So, after surviving ninety-six years, and lasting through having Boris Johnson as the Prime Minister, it says a lot that after one day of having Liz Truss as prime minister, the Queen decides, enough of this shit I’m off.
And why is it that no one ever pays attention to Public Enemy. They were telling us over thirty years ago – “Can’t Truss It.”
I’m sure that the Irish are looking forward to calling Charlie boy king. There’s no way they are going to miss out on calling him Charles the turd (their usual pronunciation of third).
Anyone suggesting Elton John does another version of ‘Candle In The Wind’ deserves to be shot. A Kunt And The Gang version on the other hand…..
The only thing I can think of is new post boxes. They have the initials of the monarch and post office on them. Which means they will be C 3 P O going forward.
Meanwhile, after yet more sporting postponements on Friday, it was back to the studio for a couple of hours of desperate filler. Here on Sky No-Sports News.
Most shops were still open on Friday. There were only really the British Heart Foundation charity shops that weren’t. Although someone had been working late into the night on Thursday to remerchandise the window display so that all the items on display were black. Shoes, bags, coats, dresses, shirts, trousers, hats, scarves, jewellery. Almost as if the window were dressing to go to a funeral.
Nathan got himself a Subaru Impreza on Friday. I could hear it growling from the next postcode as I came back from the shop early Saturday morning with milk (we gave up on the delivery as they were incompetent fucks), as he was getting ready to drive to work. It’s a bit of a difference from the Kia Venga diesel he’s been driving for the last eighteen months. Not convinced I’d want to be refuelling the new beast.
I’m in town nice and early on Saturday morning, the shops aren’t open yet, and the only people milling about are those waiting for the shops to open. Not because they want to start shopping, only because the poor sods have to go and work there.
Maccy D’s is open however. I’m just not sure the staff are awake though. They are struggling to tell the difference between eat in and take away. A family wanted to take away only to be given a tray with all their food and drink piled on. I wanted to eat in, but mine arrived in a paper bag. None of the ordering machines were giving out receipts. And the twelve-year-old who put my order together in the bag called out the wrong order number. Twice. And speaking of their machines they are really pushing their new rewards app. Three times I had to say no, just give me the fucking option to order food. I’m not sure it’s going to convince me to use the app. It’s more likely to make me not use Maccy d’s full stop.
I took my customary window seat, and had a better view than usual, as the dodgy, cash only, phone accessories and sunglasses trailer wasn’t blocking most of the vista. There were a lot of people who looked as if they wished they were anywhere else apart from trudging to work. Can’t say I blame them.

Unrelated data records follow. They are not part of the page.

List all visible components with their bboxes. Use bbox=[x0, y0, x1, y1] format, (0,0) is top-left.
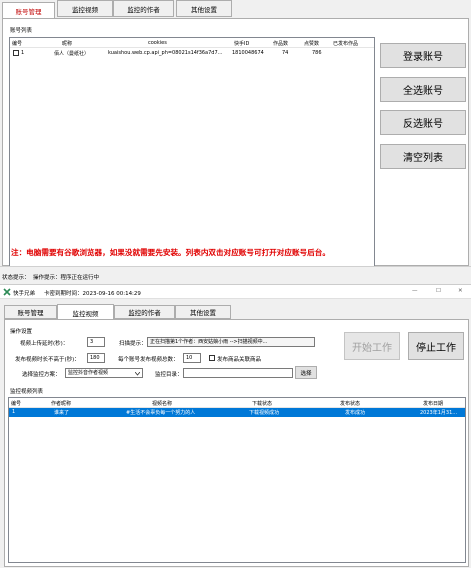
monitor-dir-input[interactable] bbox=[183, 368, 293, 378]
tab-account-management-2[interactable]: 账号管理 bbox=[4, 305, 57, 319]
close-button[interactable]: ✕ bbox=[458, 288, 463, 294]
product-link-label: 发布商品关联商品 bbox=[217, 357, 262, 363]
account-tab-panel: 账号列表 编号 昵称 cookies 快手ID 作品数 点赞数 已发布作品 1 … bbox=[2, 18, 469, 269]
row-checkbox[interactable] bbox=[13, 50, 19, 56]
status-text: 操作提示：程序正在运行中 bbox=[33, 275, 100, 281]
col-cookies[interactable]: cookies bbox=[148, 40, 167, 46]
col-video-name[interactable]: 视频名称 bbox=[152, 400, 172, 407]
per-account-input[interactable]: 10 bbox=[183, 353, 201, 363]
row-publish-status: 发布成功 bbox=[345, 410, 366, 416]
product-link-checkbox[interactable] bbox=[209, 355, 215, 361]
scan-hint-field: 正在扫描第1个作者：西安姑娘小雨 -->扫描视频中... bbox=[147, 337, 315, 347]
tab-monitor-video-2[interactable]: 监控视频 bbox=[57, 304, 114, 320]
status-bar: 状态提示： 操作提示：程序正在运行中 bbox=[0, 266, 471, 284]
start-work-button[interactable]: 开始工作 bbox=[344, 332, 400, 360]
row-video-name: #生活不会辜负每一个努力的人 bbox=[126, 410, 196, 416]
col-published[interactable]: 已发布作品 bbox=[333, 40, 358, 47]
clear-list-button[interactable]: 清空列表 bbox=[380, 144, 466, 169]
tab-monitor-video[interactable]: 监控视频 bbox=[57, 0, 113, 17]
row-cookies: kuaishou.web.cp.api_ph=08021s14f36a7d7..… bbox=[108, 50, 223, 56]
col-id-2[interactable]: 编号 bbox=[11, 400, 21, 407]
col-likes[interactable]: 点赞数 bbox=[304, 40, 319, 47]
col-download-status[interactable]: 下载状态 bbox=[252, 400, 272, 407]
col-author[interactable]: 作者昵称 bbox=[51, 400, 71, 407]
row-download-status: 下载视频成功 bbox=[249, 410, 280, 416]
account-list-header: 编号 昵称 cookies 快手ID 作品数 点赞数 已发布作品 bbox=[10, 38, 374, 48]
table-row[interactable]: 1 佰人（曼纸社） kuaishou.web.cp.api_ph=08021s1… bbox=[10, 49, 374, 58]
monitor-list-title: 监控视频列表 bbox=[10, 389, 44, 395]
login-account-button[interactable]: 登录账号 bbox=[380, 43, 466, 68]
row-author: 谁来了 bbox=[54, 410, 70, 416]
window-title: 快手兄弟 bbox=[13, 291, 36, 297]
monitor-tab-panel: 操作设置 视频上传延时(秒)： 3 扫描提示： 正在扫描第1个作者：西安姑娘小雨… bbox=[4, 319, 469, 567]
row-ks-id: 1810048674 bbox=[232, 50, 264, 56]
tab-monitor-author[interactable]: 监控的作者 bbox=[113, 0, 174, 17]
monitor-list-header: 编号 作者昵称 视频名称 下载状态 发布状态 发布日期 bbox=[9, 398, 465, 408]
monitor-dir-label: 监控目录： bbox=[155, 372, 183, 378]
tab-other-settings[interactable]: 其他设置 bbox=[176, 0, 232, 17]
monitor-window: 快手兄弟 卡密到期时间：2023-09-16 00:14:29 — ☐ ✕ 账号… bbox=[0, 284, 471, 568]
max-duration-input[interactable]: 180 bbox=[87, 353, 105, 363]
row-id: 1 bbox=[21, 50, 25, 56]
expiry-text: 卡密到期时间：2023-09-16 00:14:29 bbox=[44, 291, 141, 297]
operation-settings-title: 操作设置 bbox=[10, 329, 33, 335]
row-works: 74 bbox=[282, 50, 289, 56]
col-publish-date[interactable]: 发布日期 bbox=[423, 400, 443, 407]
app-logo-icon bbox=[3, 288, 11, 296]
select-all-button[interactable]: 全选账号 bbox=[380, 77, 466, 102]
maximize-button[interactable]: ☐ bbox=[436, 288, 441, 294]
per-account-label: 每个账号发布视频总数： bbox=[118, 357, 179, 363]
tab-other-settings-2[interactable]: 其他设置 bbox=[175, 305, 231, 319]
col-id[interactable]: 编号 bbox=[12, 40, 22, 47]
tab-account-management[interactable]: 账号管理 bbox=[2, 2, 55, 18]
account-list[interactable]: 编号 昵称 cookies 快手ID 作品数 点赞数 已发布作品 1 佰人（曼纸… bbox=[9, 37, 375, 269]
scan-hint-label: 扫描提示： bbox=[119, 341, 147, 347]
notice-text: 注：电脑需要有谷歌浏览器，如果没就需要先安装。列表内双击对应账号可打开对应账号后… bbox=[11, 248, 330, 257]
minimize-button[interactable]: — bbox=[412, 288, 418, 294]
upload-delay-input[interactable]: 3 bbox=[87, 337, 105, 347]
upload-delay-label: 视频上传延时(秒)： bbox=[20, 341, 69, 347]
row-publish-date: 2023年1月31... bbox=[420, 410, 458, 416]
title-bar[interactable]: 快手兄弟 卡密到期时间：2023-09-16 00:14:29 — ☐ ✕ bbox=[0, 285, 471, 299]
chevron-down-icon bbox=[135, 372, 140, 376]
col-nickname[interactable]: 昵称 bbox=[62, 40, 72, 47]
scheme-label: 选择监控方案： bbox=[22, 372, 61, 378]
stop-work-button[interactable]: 停止工作 bbox=[408, 332, 464, 360]
scheme-select-value: 监控抖音作者视频 bbox=[68, 370, 109, 376]
row-id-2: 1 bbox=[12, 409, 16, 415]
invert-selection-button[interactable]: 反选账号 bbox=[380, 110, 466, 135]
col-publish-status[interactable]: 发布状态 bbox=[340, 400, 360, 407]
col-works[interactable]: 作品数 bbox=[273, 40, 288, 47]
select-dir-button[interactable]: 选择 bbox=[295, 366, 317, 379]
account-list-title: 账号列表 bbox=[10, 28, 33, 34]
max-duration-label: 发布视频时长不高于(秒)： bbox=[15, 357, 80, 363]
table-row[interactable]: 1 谁来了 #生活不会辜负每一个努力的人 下载视频成功 发布成功 2023年1月… bbox=[9, 408, 465, 417]
scheme-select[interactable]: 监控抖音作者视频 bbox=[65, 368, 143, 378]
monitor-video-list[interactable]: 编号 作者昵称 视频名称 下载状态 发布状态 发布日期 1 谁来了 #生活不会辜… bbox=[8, 397, 466, 563]
tab-monitor-author-2[interactable]: 监控的作者 bbox=[114, 305, 175, 319]
col-ks-id[interactable]: 快手ID bbox=[234, 40, 249, 47]
row-nickname: 佰人（曼纸社） bbox=[54, 51, 90, 57]
row-likes: 786 bbox=[312, 50, 322, 56]
status-label: 状态提示： bbox=[2, 275, 30, 281]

And with the announcement of another Bank Holiday this year for the Queen’s funeral, I’m not convinced I want to go to work either, as it will be me who needs to go into the system and update all the Bank Holiday calendars and give all the shift staff an extra eight hours holiday entitlement for the year.
Not sure why County Mall has a massive globe hanging from the roof. It would appear that if Crawley can’t go to the world, then the world must come to Crawley.

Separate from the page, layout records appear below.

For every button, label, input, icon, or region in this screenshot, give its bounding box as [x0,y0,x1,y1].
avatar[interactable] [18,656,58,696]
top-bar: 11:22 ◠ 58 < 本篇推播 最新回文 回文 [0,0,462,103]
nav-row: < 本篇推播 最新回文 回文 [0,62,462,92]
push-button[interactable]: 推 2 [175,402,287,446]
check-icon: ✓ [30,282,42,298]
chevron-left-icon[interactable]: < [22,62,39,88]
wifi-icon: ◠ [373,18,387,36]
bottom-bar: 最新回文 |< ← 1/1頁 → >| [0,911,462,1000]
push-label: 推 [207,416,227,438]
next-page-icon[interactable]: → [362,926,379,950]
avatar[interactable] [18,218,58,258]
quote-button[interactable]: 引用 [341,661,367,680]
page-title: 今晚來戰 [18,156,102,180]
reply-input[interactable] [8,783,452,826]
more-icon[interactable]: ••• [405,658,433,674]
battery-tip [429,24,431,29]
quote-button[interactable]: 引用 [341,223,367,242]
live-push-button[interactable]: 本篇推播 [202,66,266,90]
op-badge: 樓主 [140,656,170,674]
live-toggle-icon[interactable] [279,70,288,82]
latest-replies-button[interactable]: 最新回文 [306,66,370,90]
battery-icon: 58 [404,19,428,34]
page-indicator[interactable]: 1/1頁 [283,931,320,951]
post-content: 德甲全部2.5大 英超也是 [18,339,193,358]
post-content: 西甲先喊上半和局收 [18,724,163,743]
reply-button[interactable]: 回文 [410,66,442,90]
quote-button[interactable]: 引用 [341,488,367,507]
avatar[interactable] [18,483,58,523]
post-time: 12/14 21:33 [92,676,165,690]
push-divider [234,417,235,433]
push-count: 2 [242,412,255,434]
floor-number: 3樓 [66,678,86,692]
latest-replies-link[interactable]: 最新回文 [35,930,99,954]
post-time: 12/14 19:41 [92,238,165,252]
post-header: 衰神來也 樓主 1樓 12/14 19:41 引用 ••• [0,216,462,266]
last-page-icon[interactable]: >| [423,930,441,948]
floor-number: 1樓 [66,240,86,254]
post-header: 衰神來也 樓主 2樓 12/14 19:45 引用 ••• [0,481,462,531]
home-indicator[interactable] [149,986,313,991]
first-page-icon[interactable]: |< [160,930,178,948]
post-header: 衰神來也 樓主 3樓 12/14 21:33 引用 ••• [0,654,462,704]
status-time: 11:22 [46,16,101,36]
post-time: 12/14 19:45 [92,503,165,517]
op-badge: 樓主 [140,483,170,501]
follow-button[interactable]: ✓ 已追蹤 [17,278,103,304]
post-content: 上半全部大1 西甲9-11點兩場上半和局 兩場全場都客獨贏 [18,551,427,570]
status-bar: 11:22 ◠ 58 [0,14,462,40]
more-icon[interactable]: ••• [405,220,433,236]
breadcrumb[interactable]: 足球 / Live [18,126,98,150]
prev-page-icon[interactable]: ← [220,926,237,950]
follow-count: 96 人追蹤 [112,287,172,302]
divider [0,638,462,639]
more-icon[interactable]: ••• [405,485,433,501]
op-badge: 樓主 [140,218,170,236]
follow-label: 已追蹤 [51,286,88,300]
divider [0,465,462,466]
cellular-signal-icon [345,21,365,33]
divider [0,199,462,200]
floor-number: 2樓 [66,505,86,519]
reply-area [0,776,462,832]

The Crawley game, as all football game at all levels, has been postponed. A bit of a shame as Gillingham are struggling to win as well, and it might have been a good time to play them. Now it will be played on a random Tuesday night, probably just after they hit a streak of good form.

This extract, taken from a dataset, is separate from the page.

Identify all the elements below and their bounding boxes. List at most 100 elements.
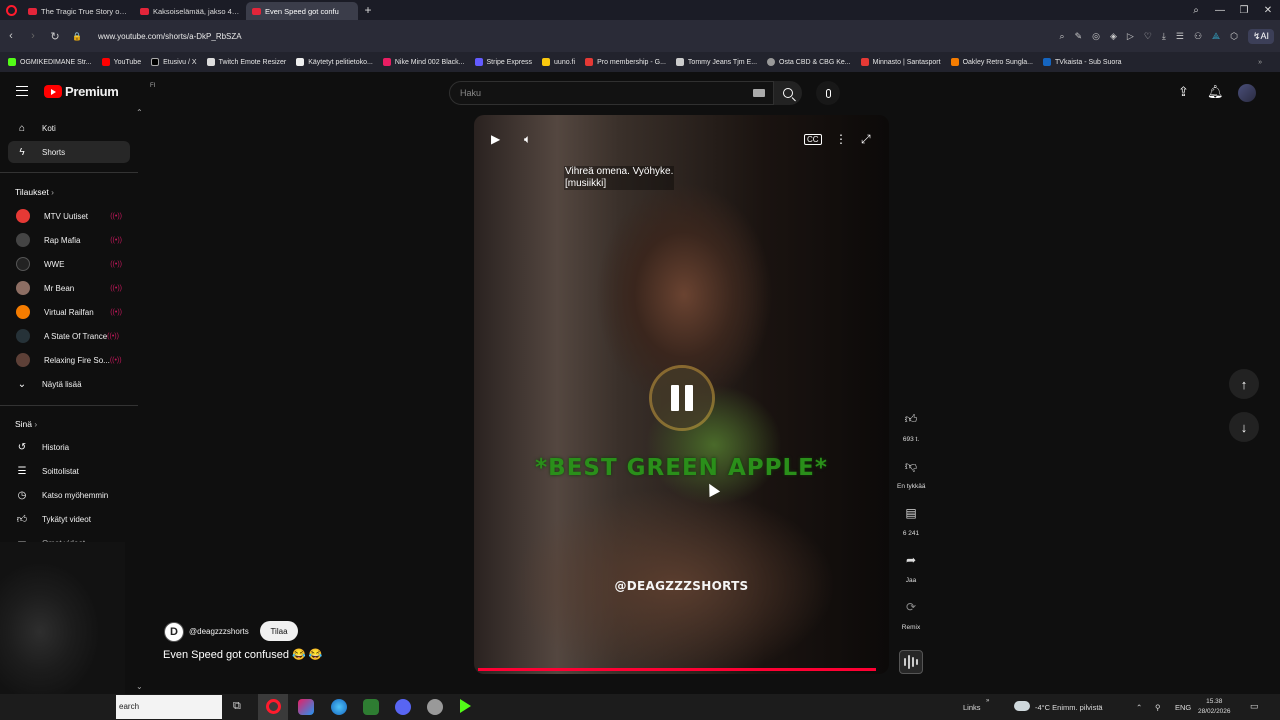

I will get some sport this weekend though. F1 is still going ahead, so there will be the Italian Grand Prix this afternoon. And the NFL is back. After reigning Superbowl champions the Rams got a good shellacking Thursday night (always satisfying to type that), this evening will see the rest of the NFL get involved. Scott Hansen will utter those immortal words at 6pm. ‘Seven hours of commercial free football start now.’ The 49ers start their season against the Bears, who are ranked dead last in the NFL power rankings, and as we are ranked third (not turd as the Irish may say), history tells us it means we will struggle like fuck and try our best to lose the game, only to scrape to a narrow win late on.